Figure 2. Functionally specific connectivity between L2/3 pyramidal cells is not apparent at eye opening

a, Example triplet of neurons shown in a transformed in vivo image (left), the same neurons in the brain slice (middle) and during whole-cell recordings (right); scale bar, 30 μm. b, Membrane potential recordings from neurons shown in a. Evoked spikes and average traces of postsynaptic potentials. Dashed lines indicate timing of presynaptic spikes.

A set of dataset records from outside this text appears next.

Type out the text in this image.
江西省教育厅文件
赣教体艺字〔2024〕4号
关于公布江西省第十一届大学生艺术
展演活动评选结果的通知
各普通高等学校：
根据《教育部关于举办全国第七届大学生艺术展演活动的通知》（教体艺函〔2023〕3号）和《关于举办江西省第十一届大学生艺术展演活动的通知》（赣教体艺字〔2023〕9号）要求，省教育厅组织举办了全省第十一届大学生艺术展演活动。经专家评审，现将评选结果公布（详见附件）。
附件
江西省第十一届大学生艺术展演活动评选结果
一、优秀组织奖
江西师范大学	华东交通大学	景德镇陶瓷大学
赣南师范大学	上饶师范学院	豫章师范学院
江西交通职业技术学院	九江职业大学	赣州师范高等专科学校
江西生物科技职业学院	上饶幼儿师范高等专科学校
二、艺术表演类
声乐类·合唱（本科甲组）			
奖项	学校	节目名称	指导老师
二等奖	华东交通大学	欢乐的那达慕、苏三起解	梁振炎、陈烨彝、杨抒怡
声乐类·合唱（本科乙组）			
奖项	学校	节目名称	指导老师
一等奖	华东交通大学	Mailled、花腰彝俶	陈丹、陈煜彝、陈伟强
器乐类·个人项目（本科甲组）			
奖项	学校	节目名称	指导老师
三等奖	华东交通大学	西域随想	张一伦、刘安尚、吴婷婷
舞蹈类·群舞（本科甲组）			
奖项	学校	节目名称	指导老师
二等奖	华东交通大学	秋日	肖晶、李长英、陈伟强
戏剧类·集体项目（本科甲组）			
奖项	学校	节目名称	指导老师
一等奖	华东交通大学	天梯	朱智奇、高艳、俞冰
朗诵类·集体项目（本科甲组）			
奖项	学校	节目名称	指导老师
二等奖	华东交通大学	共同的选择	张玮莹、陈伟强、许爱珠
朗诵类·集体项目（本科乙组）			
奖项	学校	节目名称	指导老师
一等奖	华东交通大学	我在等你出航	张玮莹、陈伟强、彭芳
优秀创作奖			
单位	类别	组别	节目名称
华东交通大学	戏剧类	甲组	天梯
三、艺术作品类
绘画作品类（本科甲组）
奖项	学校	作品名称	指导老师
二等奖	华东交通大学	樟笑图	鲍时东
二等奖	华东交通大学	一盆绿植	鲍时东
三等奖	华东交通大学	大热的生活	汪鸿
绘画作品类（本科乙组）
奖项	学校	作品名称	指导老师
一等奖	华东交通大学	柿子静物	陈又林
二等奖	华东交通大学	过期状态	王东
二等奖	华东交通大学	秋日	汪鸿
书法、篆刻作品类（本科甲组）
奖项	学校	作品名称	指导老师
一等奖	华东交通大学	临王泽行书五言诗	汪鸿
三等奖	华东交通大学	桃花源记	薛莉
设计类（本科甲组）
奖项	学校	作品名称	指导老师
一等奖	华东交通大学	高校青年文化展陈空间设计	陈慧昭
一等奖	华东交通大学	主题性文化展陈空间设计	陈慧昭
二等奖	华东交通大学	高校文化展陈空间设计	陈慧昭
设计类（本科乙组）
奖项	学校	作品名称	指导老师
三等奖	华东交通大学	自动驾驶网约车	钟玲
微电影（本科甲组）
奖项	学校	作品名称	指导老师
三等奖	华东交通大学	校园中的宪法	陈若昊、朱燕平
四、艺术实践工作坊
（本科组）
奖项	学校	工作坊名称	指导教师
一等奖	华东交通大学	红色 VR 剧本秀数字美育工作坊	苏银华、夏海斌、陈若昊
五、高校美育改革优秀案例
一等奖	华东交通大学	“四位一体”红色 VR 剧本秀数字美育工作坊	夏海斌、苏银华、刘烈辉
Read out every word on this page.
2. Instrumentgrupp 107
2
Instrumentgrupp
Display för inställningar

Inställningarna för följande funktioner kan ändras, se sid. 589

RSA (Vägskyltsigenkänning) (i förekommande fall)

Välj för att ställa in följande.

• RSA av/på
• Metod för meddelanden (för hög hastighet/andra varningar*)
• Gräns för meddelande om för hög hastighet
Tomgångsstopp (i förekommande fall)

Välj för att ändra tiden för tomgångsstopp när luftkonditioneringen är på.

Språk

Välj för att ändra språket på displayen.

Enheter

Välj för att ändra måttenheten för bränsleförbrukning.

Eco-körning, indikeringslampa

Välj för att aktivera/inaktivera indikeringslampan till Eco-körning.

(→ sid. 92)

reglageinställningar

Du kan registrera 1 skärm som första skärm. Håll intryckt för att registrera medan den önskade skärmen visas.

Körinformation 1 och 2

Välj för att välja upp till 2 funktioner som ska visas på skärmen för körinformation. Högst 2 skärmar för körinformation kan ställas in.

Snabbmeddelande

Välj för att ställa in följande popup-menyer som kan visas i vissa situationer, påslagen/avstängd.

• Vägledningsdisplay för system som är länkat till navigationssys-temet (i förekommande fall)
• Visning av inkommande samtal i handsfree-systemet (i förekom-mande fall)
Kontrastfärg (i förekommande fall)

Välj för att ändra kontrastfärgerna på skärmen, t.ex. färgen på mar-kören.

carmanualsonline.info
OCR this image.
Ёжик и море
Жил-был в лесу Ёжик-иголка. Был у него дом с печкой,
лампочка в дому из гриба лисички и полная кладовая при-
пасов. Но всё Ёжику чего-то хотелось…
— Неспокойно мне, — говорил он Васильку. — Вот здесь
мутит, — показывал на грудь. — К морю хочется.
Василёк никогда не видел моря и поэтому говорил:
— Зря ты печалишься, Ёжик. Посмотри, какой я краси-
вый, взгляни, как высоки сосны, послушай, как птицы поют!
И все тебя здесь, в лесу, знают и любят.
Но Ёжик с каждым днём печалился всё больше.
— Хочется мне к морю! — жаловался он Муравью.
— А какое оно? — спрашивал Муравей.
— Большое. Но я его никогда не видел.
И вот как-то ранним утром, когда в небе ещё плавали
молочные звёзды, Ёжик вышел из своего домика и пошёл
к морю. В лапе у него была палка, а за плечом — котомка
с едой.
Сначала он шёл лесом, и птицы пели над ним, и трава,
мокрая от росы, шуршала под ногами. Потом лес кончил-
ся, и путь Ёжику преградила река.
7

Scale bars, 80 mV, 0.8 mV. c, Peristimulus time histogram of spikes inferred from calcium signals of the three neurons in response to a natural movie sequence (averages of six repetitions); scale bar 0.02 a.u. d, Schematics of synaptic connectivity and in vivo signal correlations during natural movies for the three neurons. e, Overall connectivity rates at eye-opening and in more mature V1; Chi-squared test. f, Relationship between connection probability and signal correlation of neuronal pairs significantly responsive to the natural movie across age; Cochran-Armitage test. g, Relationship between connection probability and difference in preferred orientation (ΔOri) among pairs in which both neurons were responsive and orientation selective (OSI > 0.4). h,i, The probability of observing uni- or bidirectionaly connected pairs as function of either signal correlation (h) or ΔOri (i); n = 13 mice at P13 – 15, and 18 mice at P22 – 26.

Figure 3. Developmental elimination of recurrent connections between non-responsive neurons

a, Connection probability between neurons significantly responsive to the natural movie (R→R) and between non-responsive neurons (N→N) at two ages; ** indicates P < 0.01, Tukey’s HSD multiple comparison test among proportions. b, Distribution of pair-wise time-varying inferred firing rate correlation coefficients for all responsive cell pairs (to natural movies) separated by < 50 μm; *** indicates P < 10⁻³⁰⁷, rank-sum test).

Figure 4. Feedforward input structure determines the functional organization of recurrent connectivity

a, Schematic of the network model of functional microcircuit development based on voltage-based spike-timing dependent plasticity (vSTDP) (see text for details). At simulation start, cortical neurons were randomly connected, but received spatially clustered input from a subset of presynaptic neurons. Both feedforward and recurrent connections were updated via the vSTDP rule (see Methods). b, Synaptic weight matrices of feedforward (left, reordered for display purposes) and recurrent (right) connections from an example network at the beginning and end of the simulation. Recurrent synaptic connections were classified as weak (light grey), unidirectional (white) and bidirectional (black). c, Probability of observing weak, uni- or bidirectional connections at simulation end between neurons that start with the same RF. d, Connection probability of responsive (R→R) and non-responsive (N→N) neuronal pairs during and at the end of the simulation. e, Relationship between connection probability and feed-forward input-driven signal correlation at three time points in the simulation. f, Schematic of different stages of network model extended earlier in development. g, Synaptic weight matrices from example gap-junction network model. The recurrent network is initially connected with GJs (yellow) in the absence of chemical synapses. With time, neurons selected a spatially clustered set of feedforward inputs (RFs). Gap junctions were then removed and recurrent chemical connections were randomly assigned. The simulation was then continued as in a and b. h, Probability of developing RFs from the same set of feedforward inputs for pairs with no recurrent connections, GJs or early bidirectional connections (data from separate simulations) at the start of the simulation. i, Probability of developing shared connections depended on the starting connectivity. Data in c,d,e,h,i are from 50 network simulations.